The personality of projects

I don’t think I’ve ever met Paul Madsen in person. I have often found his blog posts to be humorous and insightful, and I enjoy it when he makes a good jab at a misunderstanding or weak spot of various identity systems. It appears to me the he really wants to find the most useful answers and is having a good time doing it. My favorite post from Paul (that I can think of right now) is about a taxonomy of Internet identity projects and groups. I don’t always agree with the specifics (e.g. I don’t think the Identity Commons is a Spec Definition Body) but the approach is very cool. We need it. I’m just going to refer people to that post every time they ask “why do you make this so complicated — do we really need [Specification] A and [OpenSource Software] B?”

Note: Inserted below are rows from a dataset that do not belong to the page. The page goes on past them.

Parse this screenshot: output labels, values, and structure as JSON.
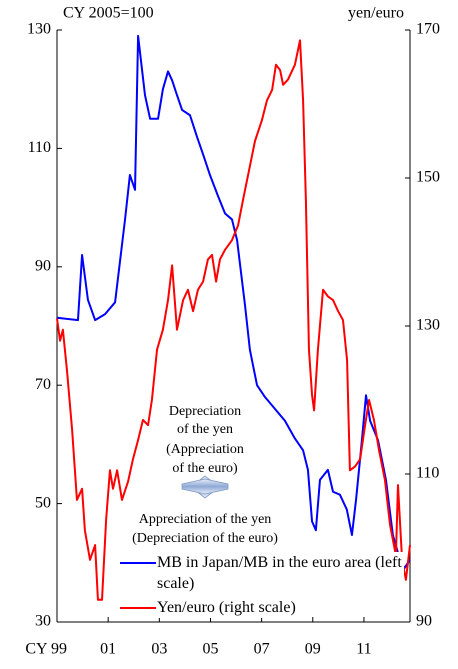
{
  "chart_data": {
    "type": "line",
    "y_unit": "CY 2005=100",
    "y2_unit": "yen/euro",
    "xlim": [
      1999,
      2012.8
    ],
    "xticks": [
      {
        "value": 1999,
        "label": "CY 99"
      },
      {
        "value": 2001,
        "label": "01"
      },
      {
        "value": 2003,
        "label": "03"
      },
      {
        "value": 2005,
        "label": "05"
      },
      {
        "value": 2007,
        "label": "07"
      },
      {
        "value": 2009,
        "label": "09"
      },
      {
        "value": 2011,
        "label": "11"
      }
    ],
    "ylim": [
      30,
      130
    ],
    "yticks": [
      30,
      50,
      70,
      90,
      110,
      130
    ],
    "y2lim": [
      90,
      170
    ],
    "y2ticks": [
      90,
      110,
      130,
      150,
      170
    ],
    "annotations": [
      "Depreciation",
      "of the yen",
      "(Appreciation",
      "of the euro)",
      "Appreciation of the yen",
      "(Depreciation of the euro)"
    ],
    "series": [
      {
        "name": "MB in Japan/MB in the euro area (left scale)",
        "color": "#0000ff",
        "axis": "y",
        "x": [
          1999.0,
          1999.82,
          1999.98,
          2000.21,
          2000.49,
          2000.88,
          2001.27,
          2001.66,
          2001.85,
          2002.05,
          2002.17,
          2002.44,
          2002.64,
          2002.95,
          2003.14,
          2003.34,
          2003.5,
          2003.69,
          2003.89,
          2004.2,
          2004.47,
          2004.71,
          2004.98,
          2005.29,
          2005.57,
          2005.84,
          2006.04,
          2006.35,
          2006.54,
          2006.82,
          2007.13,
          2007.52,
          2007.91,
          2008.3,
          2008.62,
          2008.81,
          2008.97,
          2009.12,
          2009.28,
          2009.59,
          2009.79,
          2010.06,
          2010.33,
          2010.53,
          2010.69,
          2010.92,
          2011.08,
          2011.24,
          2011.55,
          2011.86,
          2012.13,
          2012.41,
          2012.57,
          2012.8
        ],
        "values": [
          81.4,
          81,
          92,
          84.4,
          81,
          82,
          84,
          98,
          105.5,
          103,
          129,
          119,
          115,
          115,
          120,
          123,
          121.5,
          119,
          116.5,
          115.6,
          112,
          109,
          105.5,
          102,
          99,
          98,
          94.5,
          83.5,
          76,
          70,
          68,
          66,
          64,
          61,
          59,
          55.7,
          47,
          45.5,
          54,
          55.7,
          52,
          51.5,
          49,
          44.7,
          50.6,
          60.7,
          68.3,
          64,
          60.7,
          54,
          44.7,
          40.5,
          39,
          40.5
        ]
      },
      {
        "name": "Yen/euro (right scale)",
        "color": "#ff0000",
        "axis": "y2",
        "x": [
          1999.0,
          1999.12,
          1999.23,
          1999.39,
          1999.59,
          1999.78,
          1999.98,
          2000.09,
          2000.29,
          2000.49,
          2000.6,
          2000.76,
          2000.92,
          2001.07,
          2001.19,
          2001.35,
          2001.54,
          2001.78,
          2001.97,
          2002.17,
          2002.36,
          2002.56,
          2002.71,
          2002.91,
          2003.14,
          2003.34,
          2003.5,
          2003.69,
          2003.93,
          2004.12,
          2004.32,
          2004.51,
          2004.71,
          2004.9,
          2005.06,
          2005.22,
          2005.37,
          2005.57,
          2005.84,
          2006.08,
          2006.27,
          2006.47,
          2006.74,
          2007.01,
          2007.21,
          2007.41,
          2007.56,
          2007.72,
          2007.84,
          2008.03,
          2008.3,
          2008.5,
          2008.62,
          2008.73,
          2008.85,
          2008.97,
          2009.05,
          2009.2,
          2009.4,
          2009.59,
          2009.79,
          2009.99,
          2010.18,
          2010.34,
          2010.45,
          2010.65,
          2010.85,
          2011.04,
          2011.2,
          2011.39,
          2011.59,
          2011.82,
          2012.02,
          2012.25,
          2012.33,
          2012.49,
          2012.64,
          2012.8
        ],
        "values": [
          131,
          128,
          129.5,
          124,
          116,
          106.5,
          108,
          102.4,
          98.4,
          100.4,
          93,
          93,
          103.8,
          110.5,
          108,
          110.5,
          106.5,
          109,
          112,
          114.6,
          117.3,
          116.6,
          120,
          126.8,
          129.5,
          133.5,
          138.2,
          129.5,
          133.5,
          134.9,
          132,
          134.9,
          136,
          139,
          139.6,
          136,
          139,
          140.3,
          141.6,
          143.6,
          147,
          150.4,
          155,
          157.8,
          160.5,
          161.9,
          165.3,
          164.6,
          162.6,
          163.3,
          165.3,
          168.6,
          160.5,
          147,
          126.8,
          120.7,
          118.6,
          126.8,
          134.9,
          134,
          133.5,
          132,
          130.8,
          125.4,
          110.5,
          111,
          112,
          116.5,
          120,
          117.3,
          113.2,
          109.2,
          103.1,
          99,
          108.5,
          98.4,
          95.7,
          100.4
        ]
      }
    ]
  }
}
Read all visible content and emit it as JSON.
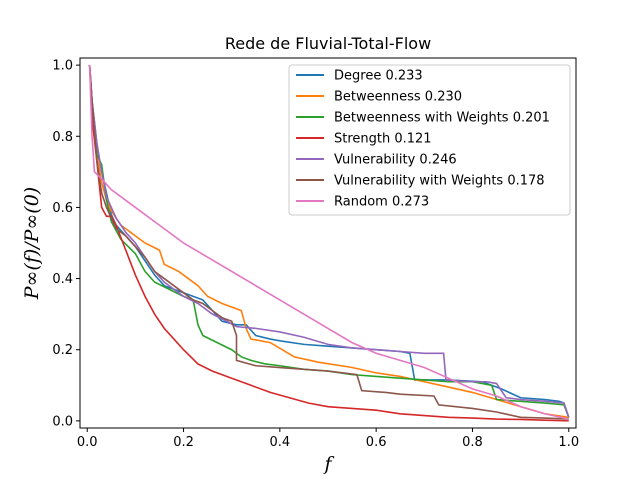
{
  "chart_data": {
    "type": "line",
    "title": "Rede de Fluvial-Total-Flow",
    "xlabel": "f",
    "ylabel": "P∞(f)/P∞(0)",
    "xlim": [
      -0.015,
      1.015
    ],
    "ylim": [
      -0.02,
      1.02
    ],
    "xticks": [
      0.0,
      0.2,
      0.4,
      0.6,
      0.8,
      1.0
    ],
    "yticks": [
      0.0,
      0.2,
      0.4,
      0.6,
      0.8,
      1.0
    ],
    "tick_labels": [
      "0.0",
      "0.2",
      "0.4",
      "0.6",
      "0.8",
      "1.0"
    ],
    "legend_position": "top-right",
    "grid": false,
    "series": [
      {
        "name": "Degree 0.233",
        "color": "#1f77b4",
        "points": [
          [
            0.005,
            1.0
          ],
          [
            0.01,
            0.9
          ],
          [
            0.02,
            0.78
          ],
          [
            0.03,
            0.7
          ],
          [
            0.04,
            0.64
          ],
          [
            0.05,
            0.58
          ],
          [
            0.06,
            0.55
          ],
          [
            0.08,
            0.52
          ],
          [
            0.1,
            0.49
          ],
          [
            0.12,
            0.45
          ],
          [
            0.14,
            0.41
          ],
          [
            0.16,
            0.38
          ],
          [
            0.18,
            0.37
          ],
          [
            0.2,
            0.36
          ],
          [
            0.22,
            0.35
          ],
          [
            0.24,
            0.34
          ],
          [
            0.26,
            0.31
          ],
          [
            0.28,
            0.28
          ],
          [
            0.31,
            0.27
          ],
          [
            0.33,
            0.27
          ],
          [
            0.35,
            0.24
          ],
          [
            0.38,
            0.23
          ],
          [
            0.4,
            0.225
          ],
          [
            0.45,
            0.215
          ],
          [
            0.5,
            0.21
          ],
          [
            0.55,
            0.205
          ],
          [
            0.6,
            0.2
          ],
          [
            0.65,
            0.195
          ],
          [
            0.67,
            0.19
          ],
          [
            0.68,
            0.115
          ],
          [
            0.75,
            0.115
          ],
          [
            0.82,
            0.11
          ],
          [
            0.86,
            0.09
          ],
          [
            0.9,
            0.065
          ],
          [
            0.95,
            0.06
          ],
          [
            0.98,
            0.055
          ],
          [
            0.99,
            0.05
          ],
          [
            1.0,
            0.01
          ]
        ]
      },
      {
        "name": "Betweenness 0.230",
        "color": "#ff7f0e",
        "points": [
          [
            0.005,
            1.0
          ],
          [
            0.01,
            0.9
          ],
          [
            0.02,
            0.75
          ],
          [
            0.03,
            0.67
          ],
          [
            0.04,
            0.62
          ],
          [
            0.05,
            0.59
          ],
          [
            0.07,
            0.55
          ],
          [
            0.09,
            0.53
          ],
          [
            0.1,
            0.52
          ],
          [
            0.12,
            0.5
          ],
          [
            0.15,
            0.48
          ],
          [
            0.16,
            0.44
          ],
          [
            0.19,
            0.42
          ],
          [
            0.21,
            0.4
          ],
          [
            0.23,
            0.38
          ],
          [
            0.25,
            0.35
          ],
          [
            0.28,
            0.33
          ],
          [
            0.3,
            0.32
          ],
          [
            0.32,
            0.31
          ],
          [
            0.33,
            0.26
          ],
          [
            0.34,
            0.23
          ],
          [
            0.38,
            0.22
          ],
          [
            0.43,
            0.18
          ],
          [
            0.48,
            0.165
          ],
          [
            0.55,
            0.15
          ],
          [
            0.6,
            0.135
          ],
          [
            0.65,
            0.125
          ],
          [
            0.7,
            0.11
          ],
          [
            0.75,
            0.095
          ],
          [
            0.8,
            0.08
          ],
          [
            0.85,
            0.06
          ],
          [
            0.9,
            0.04
          ],
          [
            0.95,
            0.02
          ],
          [
            1.0,
            0.01
          ]
        ]
      },
      {
        "name": "Betweenness with Weights 0.201",
        "color": "#2ca02c",
        "points": [
          [
            0.005,
            1.0
          ],
          [
            0.01,
            0.9
          ],
          [
            0.02,
            0.75
          ],
          [
            0.03,
            0.72
          ],
          [
            0.04,
            0.62
          ],
          [
            0.05,
            0.56
          ],
          [
            0.07,
            0.51
          ],
          [
            0.1,
            0.47
          ],
          [
            0.12,
            0.42
          ],
          [
            0.14,
            0.39
          ],
          [
            0.17,
            0.37
          ],
          [
            0.2,
            0.35
          ],
          [
            0.22,
            0.34
          ],
          [
            0.23,
            0.27
          ],
          [
            0.24,
            0.24
          ],
          [
            0.27,
            0.22
          ],
          [
            0.3,
            0.2
          ],
          [
            0.32,
            0.18
          ],
          [
            0.34,
            0.17
          ],
          [
            0.37,
            0.16
          ],
          [
            0.4,
            0.155
          ],
          [
            0.45,
            0.145
          ],
          [
            0.5,
            0.14
          ],
          [
            0.55,
            0.13
          ],
          [
            0.6,
            0.125
          ],
          [
            0.65,
            0.12
          ],
          [
            0.7,
            0.115
          ],
          [
            0.75,
            0.11
          ],
          [
            0.8,
            0.11
          ],
          [
            0.84,
            0.1
          ],
          [
            0.85,
            0.06
          ],
          [
            0.9,
            0.055
          ],
          [
            0.95,
            0.05
          ],
          [
            0.99,
            0.045
          ],
          [
            1.0,
            0.01
          ]
        ]
      },
      {
        "name": "Strength 0.121",
        "color": "#d62728",
        "points": [
          [
            0.005,
            1.0
          ],
          [
            0.01,
            0.85
          ],
          [
            0.02,
            0.73
          ],
          [
            0.03,
            0.6
          ],
          [
            0.04,
            0.575
          ],
          [
            0.05,
            0.575
          ],
          [
            0.06,
            0.55
          ],
          [
            0.08,
            0.48
          ],
          [
            0.1,
            0.41
          ],
          [
            0.12,
            0.35
          ],
          [
            0.14,
            0.3
          ],
          [
            0.16,
            0.26
          ],
          [
            0.18,
            0.23
          ],
          [
            0.2,
            0.2
          ],
          [
            0.23,
            0.16
          ],
          [
            0.26,
            0.14
          ],
          [
            0.3,
            0.12
          ],
          [
            0.34,
            0.1
          ],
          [
            0.38,
            0.08
          ],
          [
            0.42,
            0.065
          ],
          [
            0.46,
            0.05
          ],
          [
            0.5,
            0.04
          ],
          [
            0.55,
            0.035
          ],
          [
            0.6,
            0.03
          ],
          [
            0.65,
            0.02
          ],
          [
            0.7,
            0.015
          ],
          [
            0.75,
            0.01
          ],
          [
            0.8,
            0.008
          ],
          [
            0.85,
            0.005
          ],
          [
            0.9,
            0.004
          ],
          [
            0.95,
            0.002
          ],
          [
            1.0,
            0.0
          ]
        ]
      },
      {
        "name": "Vulnerability 0.246",
        "color": "#9467bd",
        "points": [
          [
            0.005,
            1.0
          ],
          [
            0.01,
            0.9
          ],
          [
            0.02,
            0.78
          ],
          [
            0.03,
            0.7
          ],
          [
            0.04,
            0.63
          ],
          [
            0.06,
            0.57
          ],
          [
            0.08,
            0.53
          ],
          [
            0.1,
            0.5
          ],
          [
            0.12,
            0.46
          ],
          [
            0.14,
            0.42
          ],
          [
            0.16,
            0.39
          ],
          [
            0.18,
            0.37
          ],
          [
            0.2,
            0.35
          ],
          [
            0.23,
            0.33
          ],
          [
            0.26,
            0.3
          ],
          [
            0.29,
            0.28
          ],
          [
            0.31,
            0.265
          ],
          [
            0.35,
            0.26
          ],
          [
            0.4,
            0.25
          ],
          [
            0.45,
            0.235
          ],
          [
            0.5,
            0.215
          ],
          [
            0.55,
            0.205
          ],
          [
            0.6,
            0.2
          ],
          [
            0.65,
            0.195
          ],
          [
            0.7,
            0.19
          ],
          [
            0.74,
            0.19
          ],
          [
            0.745,
            0.115
          ],
          [
            0.8,
            0.11
          ],
          [
            0.83,
            0.11
          ],
          [
            0.85,
            0.105
          ],
          [
            0.87,
            0.065
          ],
          [
            0.9,
            0.06
          ],
          [
            0.95,
            0.055
          ],
          [
            0.99,
            0.05
          ],
          [
            1.0,
            0.01
          ]
        ]
      },
      {
        "name": "Vulnerability with Weights 0.178",
        "color": "#8c564b",
        "points": [
          [
            0.005,
            1.0
          ],
          [
            0.01,
            0.9
          ],
          [
            0.02,
            0.73
          ],
          [
            0.03,
            0.64
          ],
          [
            0.04,
            0.6
          ],
          [
            0.06,
            0.54
          ],
          [
            0.08,
            0.52
          ],
          [
            0.1,
            0.49
          ],
          [
            0.12,
            0.46
          ],
          [
            0.14,
            0.42
          ],
          [
            0.16,
            0.4
          ],
          [
            0.18,
            0.38
          ],
          [
            0.2,
            0.36
          ],
          [
            0.22,
            0.34
          ],
          [
            0.24,
            0.33
          ],
          [
            0.26,
            0.31
          ],
          [
            0.28,
            0.29
          ],
          [
            0.3,
            0.28
          ],
          [
            0.31,
            0.24
          ],
          [
            0.31,
            0.17
          ],
          [
            0.35,
            0.155
          ],
          [
            0.4,
            0.15
          ],
          [
            0.45,
            0.145
          ],
          [
            0.5,
            0.14
          ],
          [
            0.56,
            0.13
          ],
          [
            0.57,
            0.085
          ],
          [
            0.62,
            0.08
          ],
          [
            0.65,
            0.075
          ],
          [
            0.72,
            0.07
          ],
          [
            0.73,
            0.045
          ],
          [
            0.8,
            0.035
          ],
          [
            0.85,
            0.025
          ],
          [
            0.9,
            0.01
          ],
          [
            0.95,
            0.008
          ],
          [
            1.0,
            0.005
          ]
        ]
      },
      {
        "name": "Random 0.273",
        "color": "#e377c2",
        "points": [
          [
            0.005,
            1.0
          ],
          [
            0.01,
            0.8
          ],
          [
            0.015,
            0.7
          ],
          [
            0.03,
            0.68
          ],
          [
            0.05,
            0.65
          ],
          [
            0.08,
            0.62
          ],
          [
            0.1,
            0.6
          ],
          [
            0.13,
            0.57
          ],
          [
            0.16,
            0.54
          ],
          [
            0.2,
            0.5
          ],
          [
            0.25,
            0.46
          ],
          [
            0.3,
            0.42
          ],
          [
            0.35,
            0.38
          ],
          [
            0.4,
            0.34
          ],
          [
            0.45,
            0.3
          ],
          [
            0.5,
            0.26
          ],
          [
            0.55,
            0.22
          ],
          [
            0.6,
            0.19
          ],
          [
            0.65,
            0.17
          ],
          [
            0.7,
            0.15
          ],
          [
            0.75,
            0.12
          ],
          [
            0.8,
            0.09
          ],
          [
            0.85,
            0.07
          ],
          [
            0.9,
            0.04
          ],
          [
            0.95,
            0.02
          ],
          [
            1.0,
            0.005
          ]
        ]
      }
    ]
  }
}
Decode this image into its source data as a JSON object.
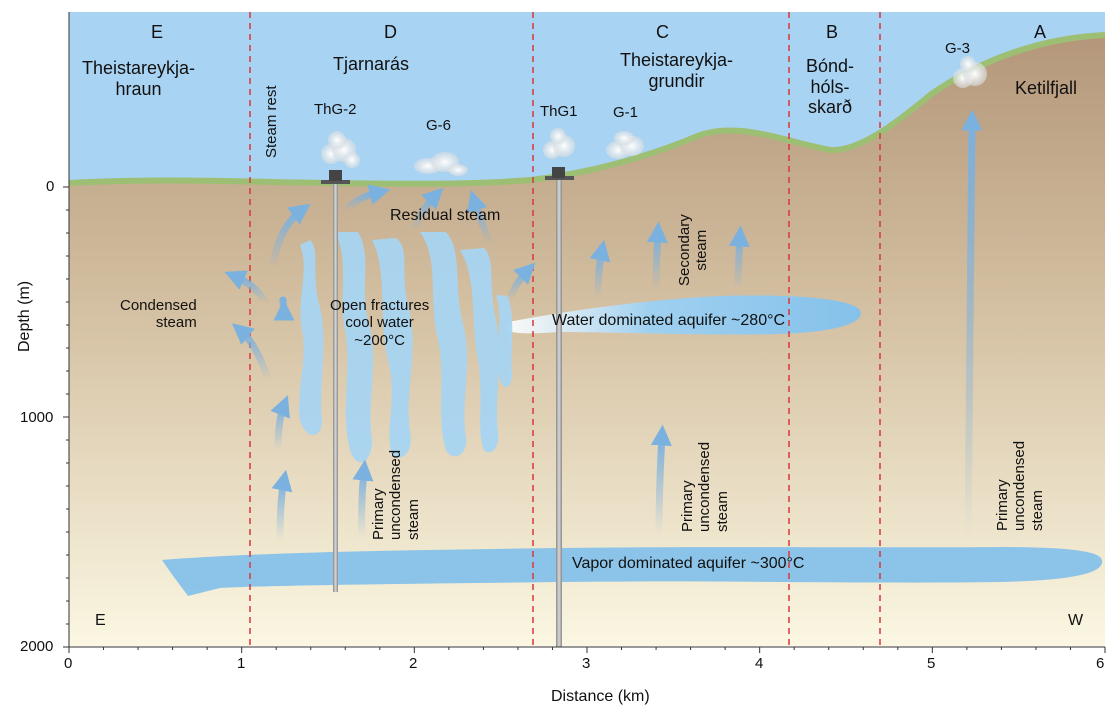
{
  "axes": {
    "xlabel": "Distance (km)",
    "ylabel": "Depth (m)",
    "x_ticks": [
      "0",
      "1",
      "2",
      "3",
      "4",
      "5",
      "6"
    ],
    "y_ticks": [
      "0",
      "1000",
      "2000"
    ]
  },
  "zones": [
    {
      "letter": "E",
      "name": "Theistareykja-\nhraun"
    },
    {
      "letter": "D",
      "name": "Tjarnarás"
    },
    {
      "letter": "C",
      "name": "Theistareykja-\ngrundir"
    },
    {
      "letter": "B",
      "name": "Bónd-\nhóls-\nskarð"
    },
    {
      "letter": "A",
      "name": "Ketilfjall"
    }
  ],
  "wells": {
    "thg2": "ThG-2",
    "thg1": "ThG1"
  },
  "fumaroles": {
    "g6": "G-6",
    "g1": "G-1",
    "g3": "G-3"
  },
  "annotations": {
    "steam_rest": "Steam rest",
    "residual_steam": "Residual steam",
    "condensed_steam": "Condensed\nsteam",
    "open_fractures": "Open fractures\ncool water\n~200°C",
    "secondary_steam": "Secondary\nsteam",
    "water_aquifer": "Water dominated aquifer ~280°C",
    "vapor_aquifer": "Vapor dominated aquifer ~300°C",
    "primary_steam": "Primary\nuncondensed\nsteam"
  },
  "corners": {
    "east": "E",
    "west": "W"
  },
  "colors": {
    "sky": "#a9d3f2",
    "ground_top": "#b99a78",
    "ground_bottom": "#fbf6df",
    "surface": "#9dbf74",
    "water": "#8cc8ec",
    "divider": "#d9363a",
    "arrow": "#7bb1df"
  }
}
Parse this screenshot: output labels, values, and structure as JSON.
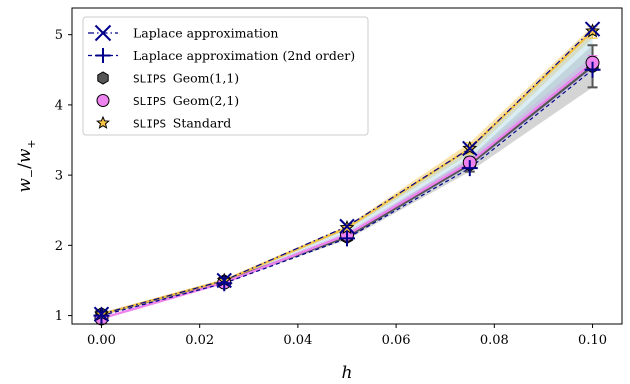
{
  "chart_data": {
    "type": "line",
    "title": "",
    "xlabel": "h",
    "ylabel_parts": {
      "w": "w",
      "minus": "−",
      "slash": "/",
      "plus": "+"
    },
    "xlim": [
      -0.006,
      0.106
    ],
    "ylim": [
      0.88,
      5.38
    ],
    "x": [
      0.0,
      0.025,
      0.05,
      0.075,
      0.1
    ],
    "x_ticks": [
      0.0,
      0.02,
      0.04,
      0.06,
      0.08,
      0.1
    ],
    "x_tick_labels": [
      "0.00",
      "0.02",
      "0.04",
      "0.06",
      "0.08",
      "0.10"
    ],
    "y_ticks": [
      1,
      2,
      3,
      4,
      5
    ],
    "y_tick_labels": [
      "1",
      "2",
      "3",
      "4",
      "5"
    ],
    "grid": false,
    "legend_position": "top-left",
    "series": [
      {
        "name": "Laplace approximation",
        "marker": "x",
        "color": "#00008b",
        "line": "dashdot",
        "values": [
          1.02,
          1.5,
          2.27,
          3.38,
          5.08
        ]
      },
      {
        "name": "Laplace approximation (2nd order)",
        "marker": "plus",
        "color": "#00008b",
        "line": "dashed",
        "values": [
          1.0,
          1.46,
          2.1,
          3.1,
          4.5
        ]
      },
      {
        "name_prefix": "SLIPS",
        "name_suffix": "Geom(1,1)",
        "marker": "hexagon",
        "color": "#555555",
        "edge": "#000000",
        "line": "solid",
        "values": [
          1.02,
          1.49,
          2.12,
          3.15,
          4.55
        ],
        "band_low": [
          1.0,
          1.47,
          2.08,
          3.05,
          4.25
        ],
        "band_high": [
          1.04,
          1.51,
          2.16,
          3.25,
          4.85
        ]
      },
      {
        "name_prefix": "SLIPS",
        "name_suffix": "Geom(2,1)",
        "marker": "circle",
        "color": "#ee82ee",
        "edge": "#000000",
        "line": "solid",
        "values": [
          0.96,
          1.47,
          2.15,
          3.18,
          4.6
        ],
        "band_low": [
          0.94,
          1.45,
          2.11,
          3.12,
          4.5
        ],
        "band_high": [
          0.98,
          1.49,
          2.19,
          3.24,
          4.7
        ]
      },
      {
        "name_prefix": "SLIPS",
        "name_suffix": "Standard",
        "marker": "star",
        "color": "#f5c242",
        "edge": "#000000",
        "line": "solid",
        "values": [
          1.02,
          1.5,
          2.25,
          3.38,
          5.05
        ],
        "band_low": [
          1.0,
          1.48,
          2.22,
          3.3,
          4.95
        ],
        "band_high": [
          1.04,
          1.52,
          2.28,
          3.46,
          5.12
        ]
      }
    ]
  }
}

On the other hand, I have met Ashish Jain. You can’t find a more pleasant, approachable, and engaging guy. It appears to me that the only time Ashish detaches from a collaborative conversation is when the hype to implementation ratio is too high — a valuable trait. Ashish likes to make things work. Like Signon.com. And he also publishes very funny things, like the baby covered with logos before the first Burton/OSIS interop event.

The recent exchanges between Ashish and Paul about current identity system working groups and acronyms are hilarious and also make some valid points about the personality of various projects.

Over a year ago the OSIS working group followed a time-honored tradition of changing a word in its name while maintaining the same acronym. It was originally the “Open Source Identity Selector” but became the “Open Source Identity System”. And it has been made fun of incessantly for that change. If we are ever foolhardy enough to change the name again, I definitely vote for “Open Source Invitation for Singles”.